Ms Campbell, who is MSP for Clydesdale, said: “It’s a complicated thing. It’s not new to us, and we’ve been undertaking studies and feasibility work with a couple of local authorities over the last year-and-a-bit, to try and work out what you would need to do to try and create something like this.
“I’ve been getting regular updates from folk who are taking forward that work and it’s complicated, difficult work, and requires all the powers to be with Scotland – or at least the cooperation with the DWP, to make something like this happen.

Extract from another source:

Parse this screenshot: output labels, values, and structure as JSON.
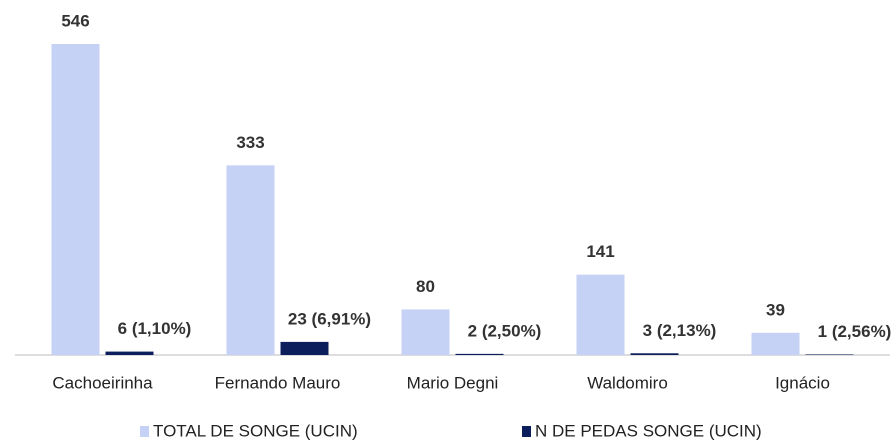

“So that work has been ongoing. I think what’s different now is, the powers are still required, or an agreement with the DWP is still required, but what has changed around that has been the recognition that with people facing immediate financial hardship as a result of the pandemic, more folk have had to go onto Universal Credit.
“Now, we’ve always known that the social security safety net has been disrupted significantly, and isn’t as safe as we might have wanted it to be. And, more and more folk are having to go into that system, and recognising that.”
Ms Campbell said the pandemic had shown how unequal society was, and gave the opportunity for a rethink on the benefits system north of the border.
She said: “That’s now where here’s been more shown back onto the Universal Basic Income, than there perhaps had been in the past, and perhaps now what’s is this idea had a bit more ‘come of age’, and people are thinking about how do we make society better? How do we avoid going back to what had been there in the past?
“How do we work together to create a fairer society and what does that mean then, for the benefits and the support that’s in place to make sure folk don’t get left behind or forced into destitution or what they’re given isn’t enough?”
She added: “I also think that we need to be placing pretty hard demands on the benefits system, and recognising that the ten years of austerity have been absolutely dismal, and the restrictions to welfare reform, the money that’s been taken out of social security have had a huge impact on people. And more people now are feeling that.
“So while UBI is something that we absolutely want to engage with, I think for the here and now we need to make sure that we continue to push for a drastic rebalance of the benefits system as well, because folk are suffering and it’s not fair, and it’s been hugely destroyed over the last ten years through cuts and austerity.”
A DWP spokesman said: “Universal Credit has stood up to the challenge of more than 2.5 million claims since 16 March and is supporting people through these unprecedented times.
“A universal basic income would not work for those who need more support, such as disabled people and those with caring responsibilities. We currently spend a record £95 billion a year on welfare support tailored to the needs of individuals, which means more help is getting to the people who need it most.”